It didn’t take long before we recognized that with business — including the meetings business — moving at warp speed, taking stock of where we were today wasn’t enough. So we made the forecast our research project, collecting and collating data to provide a current picture of the industry while scanning the horizon for telling trends — and added technology to the mix. If you’re just in observation mode while treading water, the wave of change will drown you. Better to ride the crest.
In that spirit, we offer this year’s forecast, which includes some predictions from experts both inside and outside our industry. As we’ve done in recent years, we’re focusing heavily on the sea changes brought about by technology.
Which takes us to this month’s cover-story topic: drones! We thought it would be cool to explore how one burgeoning tech gadget has — or hasn’t — registered on our industry’s radar. Read about drones’ promise and potential pitfalls.
Also this month, we’re launching a regular department on a hot, new topic that happens to be older than time: F&B. It used to be that meeting participants only cared whether the coffee was hot and the food was filling. But F&B has undergone a revolution. Attendees today bring with them a more refined palate, higher expectations, and a host of preferences, food allergies, and dietary restrictions.
Given that, perhaps we should think about making food part of our annual forecast. In the meantime, here are some future-focused food facts, relevant to our industry, that I picked up in Fast Company’s October issue: According to an informative Aramark ad, 87 percent of consumers regard availability of locally grown produce as a major influence when it comes to purchasing food, and 75 percent of chefs and restaurateurs believe hyper-local sourcing (i.e., on-site gardens) is one of the hottest trends on restaurant menus in 2014.

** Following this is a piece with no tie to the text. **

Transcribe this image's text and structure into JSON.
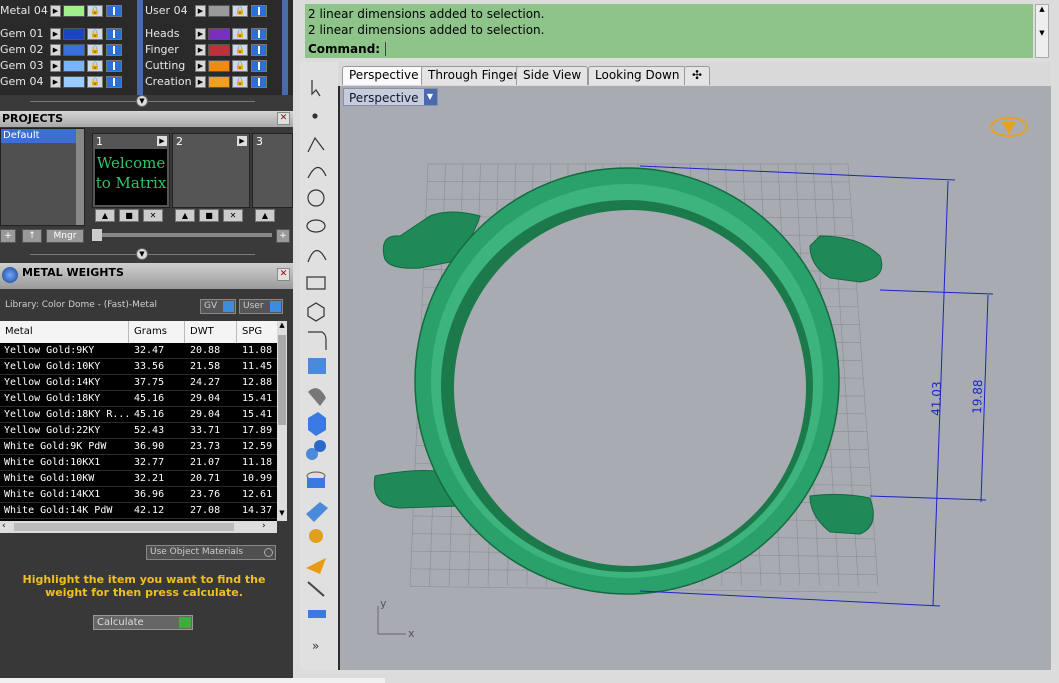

Also in that issue, when it comes to meat, there’s more for planners to chew on: Our habits are changing. An article on innovative meat-substitute company Beyond Meat highlights the results of a recent NPR poll in which 39 percent of Americans say they are cutting down on meat consumption, primarily for health reasons. But health is only part of the push for alternative forms of protein. By the year 2050, according to a UN report cited in the story, we’re going to need 70 percent more food to feed the world’s population, which “isn’t going to be easy given that we already devote 26 percent of all land to livestock … a wildly inefficient process globally.”